Obama anti-discrimination order may still not work

Has President Obama managed to thread the needle on gay rights and religious freedom, as my colleague David Gibson suggests? I'm not so sure.

Seal of the President of the United States
Seal of the President of the United States

Seal of the President of the United States

Has President Obama managed to thread the needle on gay rights and religious freedom, as my colleague David Gibson suggests? Even as federal religiously affiliated contractors are forbidden to deny employment on the basis of sexual orientation and gender identity, they are free to to employ only their co-religionists.

As a matter of principle, it would have been nice if the president had offered some explanation for his Solomonic distinction. All we have–for the first time–is a bald affirmation of George W. Bush’s permission for faith-based organizations to discriminate religiously when hiring employees to perform government services with public funds. How come, Harvard Law grad?


Politically, the signs were that the compromise would not ruffle the liberal base, which seemed overjoyed that, despite the pleas of some religious moderates, no exceptions were made to the prohibition on gender discrimination. Even Rep. Bobby Scott (D-VA), the leading opponent of the religious preference exception, kept his peace.

On the right, the initial reaction was muted, no doubt out of relief that there would be no belated campaign to live up to Obama’s 2008 campaign promise to do away with the Bush permission. But the Catholic bishops harshed the mellow, saying that the executive order was “unprecedented and extreme and should be opposed.” Ignoring the good news on co-religionist employment, they stressed “the possibility of exclusion from federal contracting if their employment policies or practices reflect religious or moral objections to extramarital sexual conduct.”

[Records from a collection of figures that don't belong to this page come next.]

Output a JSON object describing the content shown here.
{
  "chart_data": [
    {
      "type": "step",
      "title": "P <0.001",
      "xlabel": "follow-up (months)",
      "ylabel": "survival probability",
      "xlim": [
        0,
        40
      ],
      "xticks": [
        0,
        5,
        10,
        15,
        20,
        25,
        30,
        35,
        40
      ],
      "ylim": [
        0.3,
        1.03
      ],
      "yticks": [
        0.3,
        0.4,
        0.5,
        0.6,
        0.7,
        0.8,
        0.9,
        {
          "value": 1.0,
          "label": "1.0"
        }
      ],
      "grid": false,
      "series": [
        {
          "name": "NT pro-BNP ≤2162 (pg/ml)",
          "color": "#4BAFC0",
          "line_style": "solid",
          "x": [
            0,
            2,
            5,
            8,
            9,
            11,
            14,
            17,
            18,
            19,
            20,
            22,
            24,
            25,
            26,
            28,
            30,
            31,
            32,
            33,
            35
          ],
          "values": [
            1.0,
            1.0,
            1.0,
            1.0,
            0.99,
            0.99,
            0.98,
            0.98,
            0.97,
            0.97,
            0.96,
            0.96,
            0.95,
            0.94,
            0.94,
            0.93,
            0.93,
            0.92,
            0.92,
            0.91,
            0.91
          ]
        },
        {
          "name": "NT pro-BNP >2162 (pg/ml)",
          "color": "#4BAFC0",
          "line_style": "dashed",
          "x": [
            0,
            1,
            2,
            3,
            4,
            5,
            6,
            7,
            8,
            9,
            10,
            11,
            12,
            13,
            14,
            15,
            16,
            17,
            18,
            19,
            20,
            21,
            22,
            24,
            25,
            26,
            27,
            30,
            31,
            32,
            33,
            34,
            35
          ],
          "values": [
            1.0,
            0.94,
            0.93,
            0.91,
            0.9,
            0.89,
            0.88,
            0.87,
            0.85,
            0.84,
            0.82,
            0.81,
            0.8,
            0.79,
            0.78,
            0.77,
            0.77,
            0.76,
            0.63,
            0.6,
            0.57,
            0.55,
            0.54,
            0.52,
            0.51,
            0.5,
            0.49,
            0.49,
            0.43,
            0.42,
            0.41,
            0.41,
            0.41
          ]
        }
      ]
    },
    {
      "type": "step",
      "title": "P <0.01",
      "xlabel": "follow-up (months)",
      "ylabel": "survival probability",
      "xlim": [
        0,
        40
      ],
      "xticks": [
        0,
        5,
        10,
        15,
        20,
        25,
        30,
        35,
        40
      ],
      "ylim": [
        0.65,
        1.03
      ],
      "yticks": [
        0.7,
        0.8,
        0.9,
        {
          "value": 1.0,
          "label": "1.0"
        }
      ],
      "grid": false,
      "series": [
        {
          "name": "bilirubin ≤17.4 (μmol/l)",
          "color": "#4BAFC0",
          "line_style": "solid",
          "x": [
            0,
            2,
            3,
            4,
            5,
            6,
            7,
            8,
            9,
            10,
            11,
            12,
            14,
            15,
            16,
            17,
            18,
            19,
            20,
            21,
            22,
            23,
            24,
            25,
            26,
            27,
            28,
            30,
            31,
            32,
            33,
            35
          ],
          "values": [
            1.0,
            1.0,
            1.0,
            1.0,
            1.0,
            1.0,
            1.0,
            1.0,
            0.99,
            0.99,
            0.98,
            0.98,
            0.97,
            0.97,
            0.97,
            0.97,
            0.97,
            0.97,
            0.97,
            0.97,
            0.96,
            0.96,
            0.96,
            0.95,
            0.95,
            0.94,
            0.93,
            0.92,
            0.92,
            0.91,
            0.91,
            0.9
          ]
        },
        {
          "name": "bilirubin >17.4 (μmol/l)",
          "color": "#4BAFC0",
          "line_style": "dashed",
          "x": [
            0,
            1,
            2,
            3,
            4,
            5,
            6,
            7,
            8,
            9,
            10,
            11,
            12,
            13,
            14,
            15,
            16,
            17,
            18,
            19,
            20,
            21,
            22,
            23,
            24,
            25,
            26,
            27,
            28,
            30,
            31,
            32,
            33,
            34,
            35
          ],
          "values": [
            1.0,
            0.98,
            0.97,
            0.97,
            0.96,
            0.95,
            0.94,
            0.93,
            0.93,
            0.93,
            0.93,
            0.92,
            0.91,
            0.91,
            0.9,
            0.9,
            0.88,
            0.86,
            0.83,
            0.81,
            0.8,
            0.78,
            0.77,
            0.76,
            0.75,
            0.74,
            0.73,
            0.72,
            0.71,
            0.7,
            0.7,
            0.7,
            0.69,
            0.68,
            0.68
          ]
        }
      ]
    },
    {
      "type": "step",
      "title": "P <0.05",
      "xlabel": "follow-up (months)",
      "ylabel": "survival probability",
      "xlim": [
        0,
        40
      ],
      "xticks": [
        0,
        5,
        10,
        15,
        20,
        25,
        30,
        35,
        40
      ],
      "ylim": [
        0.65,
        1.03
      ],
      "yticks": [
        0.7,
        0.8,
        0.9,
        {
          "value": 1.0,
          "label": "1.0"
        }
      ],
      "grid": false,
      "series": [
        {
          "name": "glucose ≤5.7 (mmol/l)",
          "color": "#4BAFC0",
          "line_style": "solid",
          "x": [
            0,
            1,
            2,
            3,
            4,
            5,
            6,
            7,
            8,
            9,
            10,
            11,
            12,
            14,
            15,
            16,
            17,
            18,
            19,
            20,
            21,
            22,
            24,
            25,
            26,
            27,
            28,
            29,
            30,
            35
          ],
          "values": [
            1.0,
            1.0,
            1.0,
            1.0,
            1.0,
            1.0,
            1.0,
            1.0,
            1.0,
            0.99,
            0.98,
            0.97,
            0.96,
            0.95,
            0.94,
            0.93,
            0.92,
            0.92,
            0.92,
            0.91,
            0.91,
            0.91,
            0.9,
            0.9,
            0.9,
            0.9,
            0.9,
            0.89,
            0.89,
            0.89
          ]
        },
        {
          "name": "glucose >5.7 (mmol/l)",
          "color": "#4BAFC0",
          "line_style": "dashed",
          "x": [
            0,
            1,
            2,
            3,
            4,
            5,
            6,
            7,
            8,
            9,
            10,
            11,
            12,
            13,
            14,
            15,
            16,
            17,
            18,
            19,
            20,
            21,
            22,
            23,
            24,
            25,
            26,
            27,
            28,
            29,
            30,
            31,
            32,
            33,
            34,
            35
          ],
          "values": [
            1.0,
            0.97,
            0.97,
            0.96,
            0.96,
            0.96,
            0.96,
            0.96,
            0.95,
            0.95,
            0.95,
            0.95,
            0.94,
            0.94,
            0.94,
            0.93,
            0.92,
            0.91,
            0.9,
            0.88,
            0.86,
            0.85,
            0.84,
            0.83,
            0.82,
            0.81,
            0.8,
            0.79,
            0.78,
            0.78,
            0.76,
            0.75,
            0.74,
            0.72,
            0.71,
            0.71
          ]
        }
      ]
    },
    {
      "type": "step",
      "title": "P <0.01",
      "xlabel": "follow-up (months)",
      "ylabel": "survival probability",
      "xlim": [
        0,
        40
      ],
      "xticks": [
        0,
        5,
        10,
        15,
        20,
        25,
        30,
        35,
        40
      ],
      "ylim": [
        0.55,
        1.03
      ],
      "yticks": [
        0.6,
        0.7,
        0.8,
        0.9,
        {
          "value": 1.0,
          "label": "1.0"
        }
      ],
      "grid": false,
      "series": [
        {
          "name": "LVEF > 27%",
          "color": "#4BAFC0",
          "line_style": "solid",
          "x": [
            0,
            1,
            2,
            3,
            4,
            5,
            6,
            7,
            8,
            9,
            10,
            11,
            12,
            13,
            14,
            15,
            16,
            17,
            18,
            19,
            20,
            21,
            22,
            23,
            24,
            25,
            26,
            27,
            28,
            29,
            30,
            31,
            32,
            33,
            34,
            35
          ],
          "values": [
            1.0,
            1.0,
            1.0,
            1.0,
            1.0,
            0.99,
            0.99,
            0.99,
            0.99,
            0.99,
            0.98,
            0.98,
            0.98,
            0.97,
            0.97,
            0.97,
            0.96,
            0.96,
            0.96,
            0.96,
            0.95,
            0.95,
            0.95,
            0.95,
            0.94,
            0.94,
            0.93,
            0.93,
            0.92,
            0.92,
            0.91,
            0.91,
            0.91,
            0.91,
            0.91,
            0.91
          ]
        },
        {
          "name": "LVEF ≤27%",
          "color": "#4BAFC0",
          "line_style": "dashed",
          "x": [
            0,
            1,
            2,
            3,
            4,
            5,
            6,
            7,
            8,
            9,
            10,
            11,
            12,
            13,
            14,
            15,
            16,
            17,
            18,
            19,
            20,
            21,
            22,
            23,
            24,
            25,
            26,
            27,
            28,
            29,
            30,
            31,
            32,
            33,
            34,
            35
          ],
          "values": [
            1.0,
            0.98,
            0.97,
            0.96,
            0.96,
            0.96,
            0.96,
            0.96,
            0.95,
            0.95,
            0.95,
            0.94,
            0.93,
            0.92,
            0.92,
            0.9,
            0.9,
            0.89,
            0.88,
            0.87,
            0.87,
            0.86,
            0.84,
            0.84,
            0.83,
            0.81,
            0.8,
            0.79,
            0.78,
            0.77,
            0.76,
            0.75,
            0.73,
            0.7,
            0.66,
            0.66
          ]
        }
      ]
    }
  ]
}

Under the circumstances, here’s the kind of situation that could be in the offing. Let’s say your local Catholic Charities has a Catholic employee working in a federally funded program who marries her same-sex partner. When this becomes known, the bishop excommunicates the employee, whereupon she is fired from her job not because of religious objections to her “lifestyle” but because, under the Bush permission, Catholic Charities is entitled to engage in faith-based employment discrimination–and she’s not a Catholic in good standing.

The employee sues. What’s the Obama position?